Zion National Park opened selected areas Wednesday. Capitol Reef National Park opened May 5 to day-use in Cathedral Valley and Waterpocket Fold. Overnight stays are allowed in Cedar Mesa and Cathedral Valley campgrounds.
Bryce Canyon National Park in Utah started opening trails around the red-rock spires of the Bryce Amphitheater, its most visited area, on May 6. The main park road and viewpoints along the way will be open from the entrance to Rainbow Point. However, the visitor center, campgrounds, backcountry trails and restrooms remain closed (except for one at Sunset Point), a park announcement said.
Dinosaur National Monument in Jensen, Utah, reopened roads and trails Wednesday, but visitor centers and campgrounds remain closed. Also, visitors are asked to bring their own drinking water as there won’t be access to water.
Hovenweep and Natural Bridges national monuments in Utah will reopen roads, trails and restrooms on Thursday. Visitor centers and other facilities will remain shut. In other areas, Everglades National Park in Florida reopened some boat launch ramps, campgrounds and restrooms May 4; Great Smoky Mountains National Park in North Carolina and Tennessee allowed visitors on many roads and trails starting May 9.

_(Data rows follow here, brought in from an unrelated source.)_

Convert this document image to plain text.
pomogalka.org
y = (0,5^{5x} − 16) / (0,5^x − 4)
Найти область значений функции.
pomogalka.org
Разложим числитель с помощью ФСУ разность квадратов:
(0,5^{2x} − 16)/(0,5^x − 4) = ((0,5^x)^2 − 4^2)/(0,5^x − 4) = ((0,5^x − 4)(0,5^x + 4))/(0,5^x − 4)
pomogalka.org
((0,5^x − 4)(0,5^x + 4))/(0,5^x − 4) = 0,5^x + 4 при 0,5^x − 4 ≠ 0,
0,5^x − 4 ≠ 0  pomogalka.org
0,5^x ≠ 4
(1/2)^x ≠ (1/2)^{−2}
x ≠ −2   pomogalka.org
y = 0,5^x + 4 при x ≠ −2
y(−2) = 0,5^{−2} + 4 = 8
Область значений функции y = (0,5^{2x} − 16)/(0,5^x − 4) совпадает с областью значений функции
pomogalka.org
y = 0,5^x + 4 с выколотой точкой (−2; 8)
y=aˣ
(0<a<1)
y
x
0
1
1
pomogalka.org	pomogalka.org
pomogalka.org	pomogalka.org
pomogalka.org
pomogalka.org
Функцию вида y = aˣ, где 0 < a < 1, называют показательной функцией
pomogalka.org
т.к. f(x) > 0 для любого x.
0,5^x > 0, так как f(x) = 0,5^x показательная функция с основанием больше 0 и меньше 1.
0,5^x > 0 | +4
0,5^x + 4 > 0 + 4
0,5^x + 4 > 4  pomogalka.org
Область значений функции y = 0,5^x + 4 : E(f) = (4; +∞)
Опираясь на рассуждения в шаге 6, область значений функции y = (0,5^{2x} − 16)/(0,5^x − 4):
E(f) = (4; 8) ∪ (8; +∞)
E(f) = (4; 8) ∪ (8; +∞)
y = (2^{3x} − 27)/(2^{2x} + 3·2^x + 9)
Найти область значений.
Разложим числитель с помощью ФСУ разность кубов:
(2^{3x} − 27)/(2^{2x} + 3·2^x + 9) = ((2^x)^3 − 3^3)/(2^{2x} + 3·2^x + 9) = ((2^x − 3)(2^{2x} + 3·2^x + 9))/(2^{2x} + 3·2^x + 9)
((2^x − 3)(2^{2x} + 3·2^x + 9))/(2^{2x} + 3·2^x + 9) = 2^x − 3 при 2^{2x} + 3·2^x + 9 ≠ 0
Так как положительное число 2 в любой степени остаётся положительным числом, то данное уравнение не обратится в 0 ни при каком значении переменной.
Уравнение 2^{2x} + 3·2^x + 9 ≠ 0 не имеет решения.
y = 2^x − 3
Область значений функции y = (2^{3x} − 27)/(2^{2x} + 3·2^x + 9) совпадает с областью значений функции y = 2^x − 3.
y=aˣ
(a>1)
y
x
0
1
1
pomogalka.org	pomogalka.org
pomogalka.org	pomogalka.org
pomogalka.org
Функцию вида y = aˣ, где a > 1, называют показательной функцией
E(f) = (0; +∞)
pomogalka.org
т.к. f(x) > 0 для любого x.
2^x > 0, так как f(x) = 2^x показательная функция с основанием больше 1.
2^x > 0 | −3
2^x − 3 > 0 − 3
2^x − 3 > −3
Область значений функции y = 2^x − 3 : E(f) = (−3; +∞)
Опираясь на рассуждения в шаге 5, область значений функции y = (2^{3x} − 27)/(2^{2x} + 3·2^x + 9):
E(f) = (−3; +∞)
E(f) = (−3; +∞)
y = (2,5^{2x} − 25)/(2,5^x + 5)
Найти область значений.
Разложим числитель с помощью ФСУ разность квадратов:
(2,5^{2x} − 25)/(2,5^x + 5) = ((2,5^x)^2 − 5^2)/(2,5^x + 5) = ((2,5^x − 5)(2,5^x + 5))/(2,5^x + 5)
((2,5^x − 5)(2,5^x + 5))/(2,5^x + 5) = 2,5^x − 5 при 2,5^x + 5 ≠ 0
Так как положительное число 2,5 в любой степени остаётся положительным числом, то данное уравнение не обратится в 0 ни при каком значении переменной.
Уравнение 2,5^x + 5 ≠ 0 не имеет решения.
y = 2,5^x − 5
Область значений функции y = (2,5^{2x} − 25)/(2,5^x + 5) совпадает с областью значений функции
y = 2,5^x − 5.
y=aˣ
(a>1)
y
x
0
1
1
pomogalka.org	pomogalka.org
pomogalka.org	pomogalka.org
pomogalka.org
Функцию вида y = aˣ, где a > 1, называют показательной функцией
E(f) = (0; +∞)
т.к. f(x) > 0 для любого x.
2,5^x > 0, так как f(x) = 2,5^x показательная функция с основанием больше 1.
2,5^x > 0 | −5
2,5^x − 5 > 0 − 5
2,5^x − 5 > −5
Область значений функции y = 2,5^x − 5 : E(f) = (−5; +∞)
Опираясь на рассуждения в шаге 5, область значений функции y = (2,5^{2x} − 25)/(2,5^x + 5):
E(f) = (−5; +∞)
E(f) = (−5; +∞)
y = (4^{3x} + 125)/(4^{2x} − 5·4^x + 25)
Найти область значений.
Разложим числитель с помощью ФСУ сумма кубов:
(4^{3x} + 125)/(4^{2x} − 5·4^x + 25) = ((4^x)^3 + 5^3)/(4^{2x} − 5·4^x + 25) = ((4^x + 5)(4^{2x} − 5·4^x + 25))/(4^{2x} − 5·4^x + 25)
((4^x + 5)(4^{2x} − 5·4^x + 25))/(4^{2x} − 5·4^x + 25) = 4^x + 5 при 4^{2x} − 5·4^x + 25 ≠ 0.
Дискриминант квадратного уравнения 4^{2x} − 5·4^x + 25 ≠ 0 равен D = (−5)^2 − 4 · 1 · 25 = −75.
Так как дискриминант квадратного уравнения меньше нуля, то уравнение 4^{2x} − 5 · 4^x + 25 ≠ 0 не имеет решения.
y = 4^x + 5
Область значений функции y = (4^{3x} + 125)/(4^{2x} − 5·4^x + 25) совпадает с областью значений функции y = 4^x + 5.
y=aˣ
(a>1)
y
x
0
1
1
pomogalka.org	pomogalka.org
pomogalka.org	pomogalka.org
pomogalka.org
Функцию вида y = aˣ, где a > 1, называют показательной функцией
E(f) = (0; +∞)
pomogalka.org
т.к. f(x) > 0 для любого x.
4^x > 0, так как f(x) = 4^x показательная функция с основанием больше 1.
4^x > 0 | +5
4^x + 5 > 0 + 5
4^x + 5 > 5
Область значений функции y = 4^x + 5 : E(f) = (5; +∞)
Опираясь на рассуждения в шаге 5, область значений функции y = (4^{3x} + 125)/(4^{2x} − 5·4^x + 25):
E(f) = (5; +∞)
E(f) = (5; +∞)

The Blue Ridge Parkway, which runs from Tennessee to Virginia, opened the southernmost 14 miles of the park May 9. Also, North Carolina portions of the route, including the popular Blowing Rock and Grandfather Mountain areas, will reopen Friday. “While these areas are accessible for visitors to enjoy, a return to full operations will continue to be phased and services may be limited,” a park announcement said.
In Denali National Park, rangers have opened a portion of Denali Park Road, allowing the public into the park again, and NPS officials have said the shortage of cruise visitors this summer could open more room for visitors by car. Several lodges at the end of the park road in the Denali community of Kantishna are making plans to open this summer, an NPS notice said, noting the spring plowing operations “are on schedule to get the road open for summer.”
Big South Fork National River & Recreation Area, in Kentucky and Tennessee, on Monday reopened access to trails and backcountry camping. Stones River National Battlefield in Tennessee reopened trails connecting to the Stones River Greenway and visitor center parking lot. Cumberland Island National Seashore in Georgia on Saturday reopened access to its beaches, public docking spaces and trails.
Some parks never officially closed (like Channel Islands). Some, like Yosemite, are such magnets for visitors that superintendents felt obliged to close them relatively early. At other parks, it’s harder to be sure what’s happening when. But in hopes of reopening soon, the Oasis at Death Valley, a privately owned lodging inside that park, is taking reservations for June 15 and beyond.
The move to begin reopening parks brought complaints from the Coalition to Protect America’s National Parks, a group representing 1,800 current, former, and retired employees and volunteers of the National Park Service. The group contends the decision was premature.